I don’t need scientists or doctors to tell me that sunshine and warm weather make me a happier person! But in all seriousness, there are a number of known health benefits that come from a moderate dose of sunshine. 5-15 minutes of sunlight is all you need to experience the vitamin D-boosting benefits which include promoting bone health, a strong immune system, and reduces the risk of getting sick. Studies have also confirmed the stress relief benefits that we receive from nature. Your daily dose of sunshine is known to release serotonin in your brain which helps combat depression and anxiety. Panic attacks have been linked to a number of various factors, including environmental ones like the changing of seasons and less exposure to sunlight. Try to remember that even though their lives seem worry-free, kids get stressed out and overstimulated just like adults do, so do yourselves both a favor and get outside!

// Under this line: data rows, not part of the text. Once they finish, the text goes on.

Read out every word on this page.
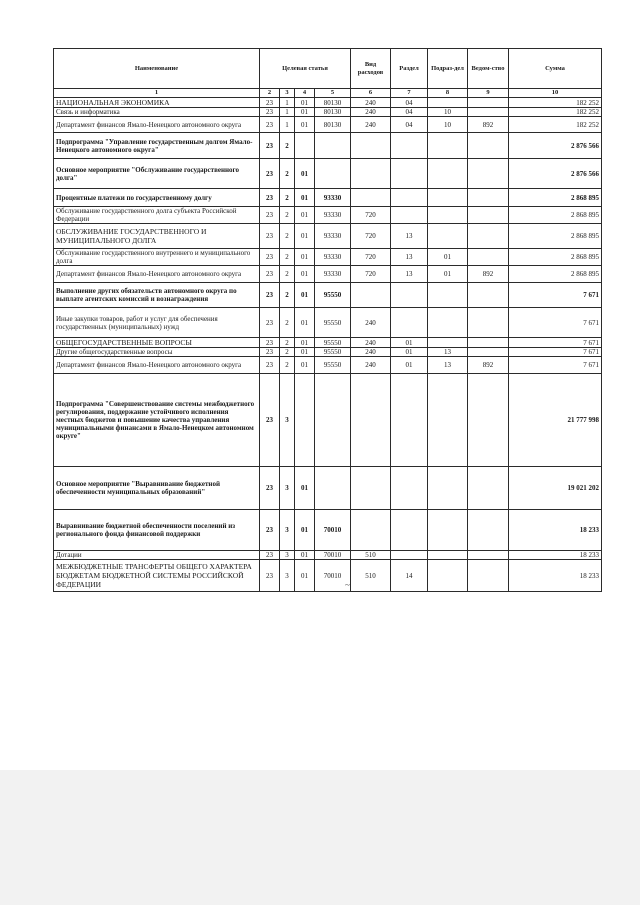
Наименование	Целевая статья				Вид расходов	Раздел	Подраз-дел	Ведом-ство	Сумма
1	2	3	4	5	6	7	8	9	10
НАЦИОНАЛЬНАЯ ЭКОНОМИКА	23	1	01	80130	240	04			182 252
Связь и информатика	23	1	01	80130	240	04	10		182 252
Департамент финансов Ямало-Ненецкого автономного округа	23	1	01	80130	240	04	10	892	182 252
Подпрограмма "Управление государственным долгом Ямало-Ненецкого автономного округа"	23	2							2 876 566
Основное мероприятие "Обслуживание государственного долга"	23	2	01						2 876 566
Процентные платежи по государственному долгу	23	2	01	93330					2 868 895
Обслуживание государственного долга субъекта Российской Федерации	23	2	01	93330	720				2 868 895
ОБСЛУЖИВАНИЕ ГОСУДАРСТВЕННОГО И МУНИЦИПАЛЬНОГО ДОЛГА	23	2	01	93330	720	13			2 868 895
Обслуживание государственного внутреннего и муниципального долга	23	2	01	93330	720	13	01		2 868 895
Департамент финансов Ямало-Ненецкого автономного округа	23	2	01	93330	720	13	01	892	2 868 895
Выполнение других обязательств автономного округа по выплате агентских комиссий и вознаграждения	23	2	01	95550					7 671
Иные закупки товаров, работ и услуг для обеспечения государственных (муниципальных) нужд	23	2	01	95550	240				7 671
ОБЩЕГОСУДАРСТВЕННЫЕ ВОПРОСЫ	23	2	01	95550	240	01			7 671
Другие общегосударственные вопросы	23	2	01	95550	240	01	13		7 671
Департамент финансов Ямало-Ненецкого автономного округа	23	2	01	95550	240	01	13	892	7 671
Подпрограмма "Совершенствование системы межбюджетного регулирования, поддержание устойчивого исполнения местных бюджетов и повышение качества управления муниципальными финансами в Ямало-Ненецком автономном округе"	23	3							21 777 998
Основное мероприятие "Выравнивание бюджетной обеспеченности муниципальных образований"	23	3	01						19 021 202
Выравнивание бюджетной обеспеченности поселений из регионального фонда финансовой поддержки	23	3	01	70010					18 233
Дотации	23	3	01	70010	510				18 233
МЕЖБЮДЖЕТНЫЕ ТРАНСФЕРТЫ ОБЩЕГО ХАРАКТЕРА БЮДЖЕТАМ БЮДЖЕТНОЙ СИСТЕМЫ РОССИЙСКОЙ ФЕДЕРАЦИИ	23	3	01	70010	510	14			18 233
~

It’s obvious that playing outside requires more physical activity than sitting on the couch watching a movie or being confined to a play room, since there is so much more space for kids to run wild. Children who are physically active from a young age tend to create good exercising habits and reduce the risk of obesity, diabetes, and other health problems related to lack of physical activity and poor diet.

Numerous studies have shown that children with ADHD have increased concentration and a restored sense of calmness after spending time outside, which some researchers are now calling “green-time”.

Doing outdoor activities together like camping, fishing, hiking, etc. create memories that last a lifetime and family traditions that transcend generations. Every summer since I was about 10, my family would go on a road-trip through the Western Unites States. We had our special stops along the way like Malibu Beach and The Grand Canyon, then we would end our trip with a family reunion at a cabin in Utah with all our cousins and extended family members. It was something I always looked forward to as a kid and will cherish forever. We recently started a new tradition of camping on the Oregon coast and this year will be Acacia’s first time! Hopefully she will grow up with the same fondness for our family summer vacations as I did.

What are your favorite reasons for spending time outdoors?